Thelast decade has witnessed growing research interests in the path-planning problem for unmanned ground vehicles (UGVs) equipped with RGB-D cameras or LiDARs. However, apart from their extremely high cost, these sensors may be obscured by obstacles, which makes them impractical for many complex scenarios. Besides, most of the existing works for path planning have not considered energy efficiency for UGVs that are usually constrained by limited on-board batteries. Distinct from existing methods, this work presents a vision-based unmanned aerial vehicle (UAV)-assisted cooperative system for multiple UGVs. The proposed system harnesses the broad vision of UAV and operates in both general outdoor and global positioning system (GPS)-denied indoor environments. In sharp contrast to the conventional heuristic algorithms such as the rapidly exploring random tree (RRT) algorithm and the Dijkstra methods, the proposed energy-efficient path planning for UGVs is formulated as a non-convex optimization problem by considering the collision-aware obstacle-avoidance.
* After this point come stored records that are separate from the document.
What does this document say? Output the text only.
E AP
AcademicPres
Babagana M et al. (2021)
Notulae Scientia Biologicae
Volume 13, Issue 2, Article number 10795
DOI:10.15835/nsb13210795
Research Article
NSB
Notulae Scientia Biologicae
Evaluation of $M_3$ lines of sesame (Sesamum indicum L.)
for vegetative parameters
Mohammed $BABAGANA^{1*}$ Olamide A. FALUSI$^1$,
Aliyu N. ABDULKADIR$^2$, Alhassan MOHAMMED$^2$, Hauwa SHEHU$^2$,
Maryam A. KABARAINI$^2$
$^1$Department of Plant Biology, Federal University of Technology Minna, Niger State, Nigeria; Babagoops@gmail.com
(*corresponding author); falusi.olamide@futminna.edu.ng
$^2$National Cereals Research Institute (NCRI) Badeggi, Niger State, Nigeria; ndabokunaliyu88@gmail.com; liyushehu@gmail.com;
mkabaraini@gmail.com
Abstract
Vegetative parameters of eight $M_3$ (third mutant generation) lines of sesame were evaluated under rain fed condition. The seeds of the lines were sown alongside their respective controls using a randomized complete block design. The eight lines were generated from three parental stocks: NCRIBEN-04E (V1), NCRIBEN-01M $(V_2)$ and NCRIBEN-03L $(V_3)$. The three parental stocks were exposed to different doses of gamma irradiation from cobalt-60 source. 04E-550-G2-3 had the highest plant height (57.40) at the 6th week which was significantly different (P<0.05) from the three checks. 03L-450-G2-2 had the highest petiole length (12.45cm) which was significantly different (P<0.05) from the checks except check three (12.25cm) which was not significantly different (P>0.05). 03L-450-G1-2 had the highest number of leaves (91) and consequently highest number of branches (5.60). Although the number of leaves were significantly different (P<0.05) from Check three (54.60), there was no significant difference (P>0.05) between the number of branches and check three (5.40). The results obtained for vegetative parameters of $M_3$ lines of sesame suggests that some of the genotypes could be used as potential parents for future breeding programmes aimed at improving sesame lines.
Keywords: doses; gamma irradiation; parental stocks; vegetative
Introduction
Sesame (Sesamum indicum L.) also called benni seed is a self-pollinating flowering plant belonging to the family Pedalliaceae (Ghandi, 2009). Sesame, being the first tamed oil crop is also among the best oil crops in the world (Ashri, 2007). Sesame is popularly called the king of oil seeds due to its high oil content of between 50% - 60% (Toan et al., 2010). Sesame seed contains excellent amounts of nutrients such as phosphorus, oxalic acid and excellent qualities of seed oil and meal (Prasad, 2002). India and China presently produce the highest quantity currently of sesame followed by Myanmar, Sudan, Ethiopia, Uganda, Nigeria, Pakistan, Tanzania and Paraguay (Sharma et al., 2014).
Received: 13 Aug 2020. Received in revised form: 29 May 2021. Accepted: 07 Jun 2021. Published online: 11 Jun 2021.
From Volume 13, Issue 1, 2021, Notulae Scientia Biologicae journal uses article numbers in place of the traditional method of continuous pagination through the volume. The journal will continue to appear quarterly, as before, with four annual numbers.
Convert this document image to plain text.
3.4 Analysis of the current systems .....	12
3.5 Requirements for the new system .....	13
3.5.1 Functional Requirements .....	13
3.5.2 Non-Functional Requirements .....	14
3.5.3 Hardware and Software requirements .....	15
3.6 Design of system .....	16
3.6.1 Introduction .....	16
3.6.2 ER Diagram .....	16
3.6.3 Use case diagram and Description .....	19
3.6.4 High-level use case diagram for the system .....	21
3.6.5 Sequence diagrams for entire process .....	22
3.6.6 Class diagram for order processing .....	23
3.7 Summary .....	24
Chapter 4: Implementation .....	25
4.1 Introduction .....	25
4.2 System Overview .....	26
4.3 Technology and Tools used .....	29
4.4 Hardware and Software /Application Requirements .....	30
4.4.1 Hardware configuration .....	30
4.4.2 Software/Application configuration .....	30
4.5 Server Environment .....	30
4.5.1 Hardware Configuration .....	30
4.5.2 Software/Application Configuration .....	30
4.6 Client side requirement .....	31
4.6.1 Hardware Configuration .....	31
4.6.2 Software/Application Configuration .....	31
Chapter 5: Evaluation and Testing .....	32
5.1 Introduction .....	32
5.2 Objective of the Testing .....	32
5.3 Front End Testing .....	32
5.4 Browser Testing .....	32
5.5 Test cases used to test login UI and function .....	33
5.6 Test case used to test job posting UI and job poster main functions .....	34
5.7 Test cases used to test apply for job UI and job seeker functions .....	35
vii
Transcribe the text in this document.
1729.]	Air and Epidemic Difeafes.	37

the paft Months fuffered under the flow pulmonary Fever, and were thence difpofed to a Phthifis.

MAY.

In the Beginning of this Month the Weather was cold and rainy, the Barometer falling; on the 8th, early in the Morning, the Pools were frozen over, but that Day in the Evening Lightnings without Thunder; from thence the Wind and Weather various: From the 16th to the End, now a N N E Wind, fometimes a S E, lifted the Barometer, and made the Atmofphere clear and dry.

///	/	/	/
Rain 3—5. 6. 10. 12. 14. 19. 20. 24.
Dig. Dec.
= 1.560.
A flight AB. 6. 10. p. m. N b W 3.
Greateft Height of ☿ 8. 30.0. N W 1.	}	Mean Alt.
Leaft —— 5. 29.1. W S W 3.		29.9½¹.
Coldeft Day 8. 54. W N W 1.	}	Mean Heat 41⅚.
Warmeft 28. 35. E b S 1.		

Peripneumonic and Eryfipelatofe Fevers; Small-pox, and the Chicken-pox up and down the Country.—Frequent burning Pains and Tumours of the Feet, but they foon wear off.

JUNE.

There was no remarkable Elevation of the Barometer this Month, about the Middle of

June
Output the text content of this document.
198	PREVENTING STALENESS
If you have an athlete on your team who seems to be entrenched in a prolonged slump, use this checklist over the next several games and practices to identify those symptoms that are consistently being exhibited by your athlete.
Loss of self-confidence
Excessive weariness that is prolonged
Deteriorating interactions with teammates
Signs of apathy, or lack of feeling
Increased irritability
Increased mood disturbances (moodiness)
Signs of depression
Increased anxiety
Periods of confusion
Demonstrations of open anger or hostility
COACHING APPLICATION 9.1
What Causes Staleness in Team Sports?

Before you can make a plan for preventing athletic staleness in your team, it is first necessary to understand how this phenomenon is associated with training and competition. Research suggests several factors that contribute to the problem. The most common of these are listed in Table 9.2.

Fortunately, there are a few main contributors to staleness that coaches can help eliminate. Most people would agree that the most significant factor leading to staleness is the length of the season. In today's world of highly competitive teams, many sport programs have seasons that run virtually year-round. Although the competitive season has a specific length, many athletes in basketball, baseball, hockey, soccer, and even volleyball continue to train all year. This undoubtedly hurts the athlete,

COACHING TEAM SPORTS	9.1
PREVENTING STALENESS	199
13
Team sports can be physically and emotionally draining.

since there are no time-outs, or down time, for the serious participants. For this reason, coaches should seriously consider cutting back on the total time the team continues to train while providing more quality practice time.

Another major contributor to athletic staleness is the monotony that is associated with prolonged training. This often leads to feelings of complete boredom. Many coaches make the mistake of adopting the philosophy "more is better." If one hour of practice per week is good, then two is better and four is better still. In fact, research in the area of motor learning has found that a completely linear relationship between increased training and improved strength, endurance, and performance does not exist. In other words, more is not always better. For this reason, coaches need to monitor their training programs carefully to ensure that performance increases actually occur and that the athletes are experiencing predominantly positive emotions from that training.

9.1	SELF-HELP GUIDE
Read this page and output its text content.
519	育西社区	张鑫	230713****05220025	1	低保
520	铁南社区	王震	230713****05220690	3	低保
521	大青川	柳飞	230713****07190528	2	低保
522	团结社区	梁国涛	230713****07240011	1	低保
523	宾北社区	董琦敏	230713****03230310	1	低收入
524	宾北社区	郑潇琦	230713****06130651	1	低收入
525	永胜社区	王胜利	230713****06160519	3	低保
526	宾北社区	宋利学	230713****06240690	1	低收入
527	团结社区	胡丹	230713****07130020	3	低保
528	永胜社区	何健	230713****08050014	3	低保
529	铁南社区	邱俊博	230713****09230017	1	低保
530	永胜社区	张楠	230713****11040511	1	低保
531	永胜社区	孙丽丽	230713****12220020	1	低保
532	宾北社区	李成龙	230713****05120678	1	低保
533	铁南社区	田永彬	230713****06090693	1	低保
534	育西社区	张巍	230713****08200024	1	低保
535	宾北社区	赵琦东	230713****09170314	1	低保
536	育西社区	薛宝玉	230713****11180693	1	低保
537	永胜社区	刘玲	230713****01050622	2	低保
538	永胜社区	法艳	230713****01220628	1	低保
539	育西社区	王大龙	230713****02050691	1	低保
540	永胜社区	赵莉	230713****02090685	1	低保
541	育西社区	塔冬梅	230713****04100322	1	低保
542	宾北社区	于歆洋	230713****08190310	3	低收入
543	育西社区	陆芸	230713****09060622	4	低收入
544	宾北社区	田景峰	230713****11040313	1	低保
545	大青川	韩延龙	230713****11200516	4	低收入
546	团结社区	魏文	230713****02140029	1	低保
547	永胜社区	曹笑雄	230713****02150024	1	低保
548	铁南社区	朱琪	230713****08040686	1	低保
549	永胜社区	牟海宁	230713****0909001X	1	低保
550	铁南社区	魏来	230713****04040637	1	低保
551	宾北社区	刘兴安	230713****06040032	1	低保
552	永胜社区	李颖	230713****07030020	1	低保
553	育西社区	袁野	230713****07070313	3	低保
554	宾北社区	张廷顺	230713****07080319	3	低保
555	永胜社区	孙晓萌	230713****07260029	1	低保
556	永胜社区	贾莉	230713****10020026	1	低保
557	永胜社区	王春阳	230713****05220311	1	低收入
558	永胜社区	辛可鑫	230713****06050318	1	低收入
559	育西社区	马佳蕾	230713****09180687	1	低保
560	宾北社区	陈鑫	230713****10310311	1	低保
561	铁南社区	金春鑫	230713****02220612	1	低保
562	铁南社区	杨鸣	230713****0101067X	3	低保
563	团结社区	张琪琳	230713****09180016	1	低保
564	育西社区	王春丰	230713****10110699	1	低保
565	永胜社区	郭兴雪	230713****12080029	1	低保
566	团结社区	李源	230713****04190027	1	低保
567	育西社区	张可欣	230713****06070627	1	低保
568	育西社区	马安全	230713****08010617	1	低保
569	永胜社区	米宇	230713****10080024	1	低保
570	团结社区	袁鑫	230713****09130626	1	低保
More specifically, the proposed path-planning scheme contains two stages, namely the semantic segmentation that localizes UGVs and obstacles in the environment by exploiting the wide-angle camera mounted on the UAV, followed by the trajectory generation in which a disciplined convex and concave programming (DCCP) algorithm is devised for the non-convex energy-minimization problem. Extensive experiments validate the effectiveness of the UAV-UGV cooperative system and the proposed DCCP-based path-planning scheme.